When you have a turnover in managers and turnover in staff, the new folks might not cost out the expenses accurately. It’s an oversight, but it bleeds money. As an example, we have one client who opened a new restaurant, and they served tuna as an appetizer. The menu pricing was set based on the cost, at that time, of an ounce of tuna. Over time and with turnover, the portions increased. As their food margins started going up, primarily related to seafood, it was clear that all of a sudden that portion cost had more than tripled.
In that one area, they had to go through the planning exercise again of the pricing analysis and the portion analysis, so they know where food cost is over-running their sales. We have to make sure we re-price and reprint the menu and that the operations team is preparing the food according to the plan. That kind of quality control belongs in a restaurant business plan, and it’s how they know when they’re bleeding money.
The restaurants that fail are the ones who don’t do the planning that’s necessary to prevent failure. If you do that planning upfront and include it in your financial plan, in addition to your business plan, you are setting up your business on the path to success.
2. Do not let paying your taxes escape your attention.
A successful restaurant business will give attention to and pay the taxes. There are many types of taxes for a restaurant business. A few include the corporate tax, sales tax, income tax, liquid tax, payroll taxes, and taxes related to tips. Knowing what taxes are relevant to restaurants and tax payment is a high priority.
Restaurants which are not doing well start struggling with cash. They don’t realize they’ve got too much inventory purchased, too many people on the floor, and that their sales do not support payroll. As a result, they forgo paying payroll, sales, liquor, or income taxes. This snowball becomes a nightmare no one wants to experience.
It’s one of those places where restaurant owners fail to look at their compliance when they’re in a dangerous situation. If they’re not paying attention and getting all those things done, then something’s not working right in the restaurant.
3. Cash flow is king, so keep an eye on it.
Know if your cash flow is coming from operations, loans, or if you consistently dig into your pocket to invest in your business. You should have this information at your fingertips every single month by having a proper cash flow statement. If your business operations are not supporting the level of capitalization you put into the business to pay the debt back, then something is not working right. It’s important to understand cash, and how your cash position is the most significant indicator of the value of the business.
The most common reasons a restaurant business is successful but is cash poor is timing. Let’s say a chef wants to stock the cooler on a Monday morning. He’s not responsible for making sure there’s enough cash in the bank to cover payroll on Friday. If the chef over-spends on inventory and sales aren’t there to support his purchases that week, it may cause payroll to bounce when coming out of the bank.
So, timing is an issue of how you run inventory and the labor that it takes to enforce that; that’s one of the most significant problems we see when businesses can’t make payroll or make their benefit payments. If this is the case, you’re not managing your cash well. Surprises like this can take a restaurant down.

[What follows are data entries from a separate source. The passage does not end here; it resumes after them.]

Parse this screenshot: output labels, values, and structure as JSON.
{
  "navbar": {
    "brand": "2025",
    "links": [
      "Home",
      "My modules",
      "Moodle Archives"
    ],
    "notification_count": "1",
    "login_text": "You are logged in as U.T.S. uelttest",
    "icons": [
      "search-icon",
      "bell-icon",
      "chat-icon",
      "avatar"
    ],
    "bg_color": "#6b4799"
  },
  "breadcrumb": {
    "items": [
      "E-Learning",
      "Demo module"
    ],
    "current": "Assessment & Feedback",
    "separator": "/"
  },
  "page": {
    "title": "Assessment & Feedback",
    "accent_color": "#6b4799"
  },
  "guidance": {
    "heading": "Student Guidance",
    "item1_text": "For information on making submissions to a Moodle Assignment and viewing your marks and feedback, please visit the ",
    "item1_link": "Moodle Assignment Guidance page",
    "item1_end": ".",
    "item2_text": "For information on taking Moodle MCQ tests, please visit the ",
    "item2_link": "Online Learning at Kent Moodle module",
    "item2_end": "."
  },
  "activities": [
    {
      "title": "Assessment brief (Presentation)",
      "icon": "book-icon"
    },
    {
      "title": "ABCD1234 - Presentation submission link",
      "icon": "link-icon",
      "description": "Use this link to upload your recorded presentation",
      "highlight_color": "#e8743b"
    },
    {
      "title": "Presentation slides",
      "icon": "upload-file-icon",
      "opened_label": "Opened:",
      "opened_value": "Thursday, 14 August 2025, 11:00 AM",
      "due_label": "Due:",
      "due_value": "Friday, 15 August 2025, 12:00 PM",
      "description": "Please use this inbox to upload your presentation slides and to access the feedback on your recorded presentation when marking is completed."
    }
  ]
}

Another common reason for cash flow shortages is when a restaurant spends $1,000,000 to get started, but their sales and the volume of traffic aren’t there, and they can’t pay it back. Loans come due for payment that can’t be supported by operations.
You have to know the process for how you generate cash and how to avoid those kinds of surprises.
4. Review your books constantly to see which days have heaviest customer turnover rates.
Restaurants are a daily operation from Friday to Friday, and from Saturday to Saturday. Mondays and Tuesdays are not typically strong for restaurants. It’s important to review your books to know when the cash is coming into the business. It’s essential for understanding when to make your purchases. You have to be diligent about reviewing on a daily basis, compared to the previous year and month. The goal is to beat these margins.
We recommend having a cash reserve. It’s always good. We see many restaurants try to put cash reserves in a separate bank account and a savings account. Those restaurant businesses are the ones who survive surprises.
The busiest days for restaurants are almost always on the weekends. It’s important to make sure you’re staffing according to the demands, so you aren’t overpaying for staff. A lot of the Point of Sale systems that restaurants use help track some of that information. So, it’s crucial to get a good restaurant Point of Sale system that helps you with all the staffing issues. We recommend restaurant operation experts select the best system for their organization. Then, Trusted CFO Solutions pulls out the data to help analyze it.
When we extract that data, we use a few different connectors in the Sage Intacct Marketplace so we can select it based on the type of restaurant. Then, we load the data into Sage Intacct. We use whatever the best provider is for those situations.
5. Get help and advice on where you can best realize profits.
There is a method for successful restaurants. The restaurants we see succeed meet industry standards. They are the ones that have a healthy cash flow, robust operations, and balance sheets because their profit and loss statement and their operations are generating enough cash.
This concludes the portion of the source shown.